In 1960 she married the artist and writer Michael Kirby, who later became a professor of theater and performance at New York University. They were divorced in 1969. She is survived by a sister, Nancy Rattner; a brother, James D. Strider; and 11 nieces and nephews.
She supported herself for many years teaching at the School of Visual Arts, living in SoHo when that neighborhood was just emerging as an artists’ neighborhood and later in TriBeCa. In 1969 she was one of the organizers of a group of artists and poets who staged an influential public performance over several months called “Street Works.”
In them, Vito Acconci followed random strangers, being photographed as he did so. Adrian Piper recorded street noise and replayed it later, at double speed, walking in the same area where she had recorded it. For her own work, Ms. Strider hung more than 30 empty gilded picture frames in various places on the streets: on a fire hydrant, on a tree, against a painted wall. She then returned to the idea over several months, making it more conceptual as she went; in the area where she had hung the frames, she returned and draped a large felt banner with the words “Picture Frame” written on it.
For many years in the 1970s she worked with urethane foam, creating huge, sinuous installations that seemed to flow out of building windows or down staircases. Later paintings returned to the female form but often used it to play with abstraction: a close-up of a jawline, hair and mouth dissolving into hard line and bright color; a bikini bottom and legs as a five-triangle composition exercise. From 1982 to 1985, a retrospective of her work that began at the SculptureCenter in New York toured several cities in the United States.

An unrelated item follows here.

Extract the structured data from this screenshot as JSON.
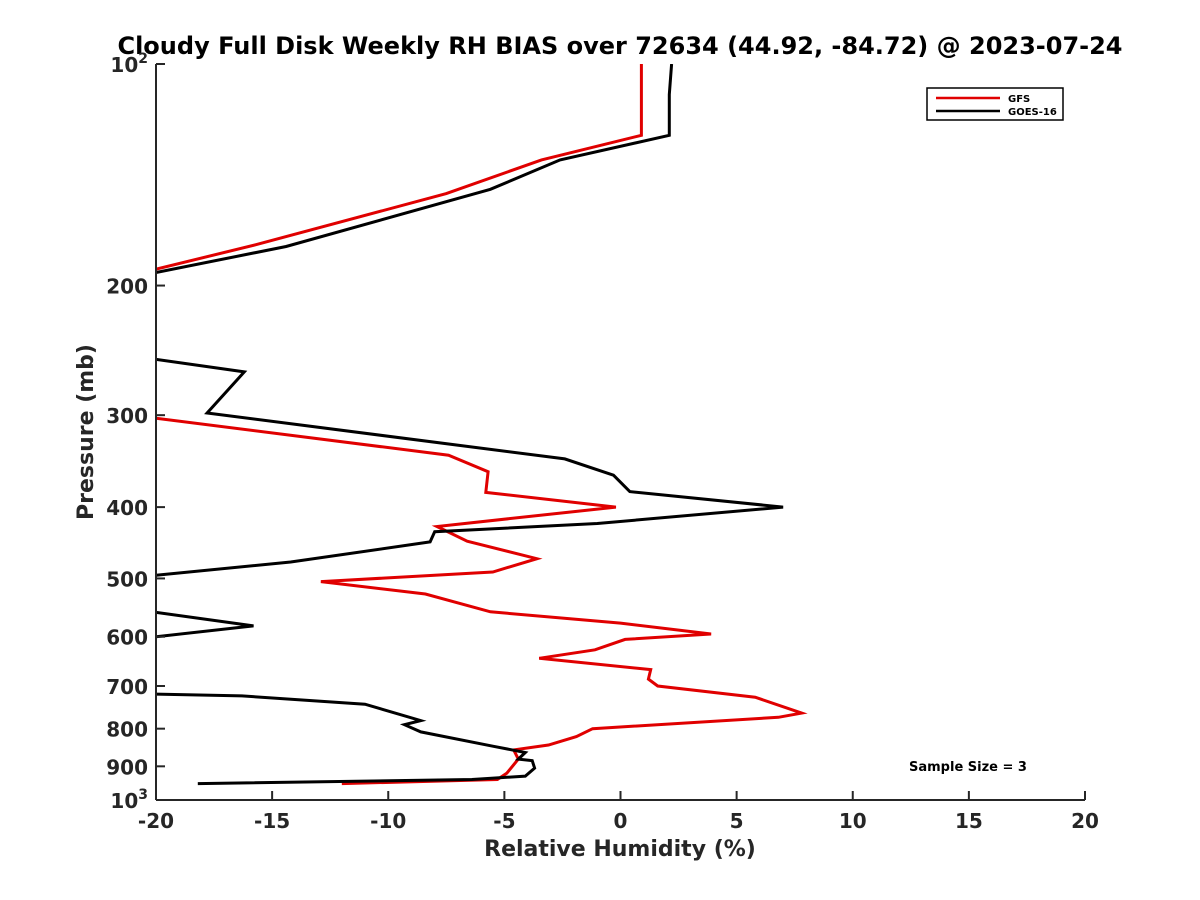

At a time when women struggled mightily for visibility in the art world, Ms. Strider was often fearless and pointedly droll with her public image. In the winter 1971 issue of the art magazine Avalanche, she took out a full-page ad showing herself topless, riding a horse, in a slightly blurry, off-kilter picture that looks as if it could be the basis for a Gerhard Richter painting. Her perseverance, she said in an interview with Jonathan Gams, in the 2004 book “Marjorie Strider: Dramatic Gestures,” was sometimes all that got her through.
“I believed those men who either outright said or alluded to the fact that women weren’t good enough to compete in the real art world,” she said. “But thank God it didn’t stop me from working. I’ve always worked intensely.”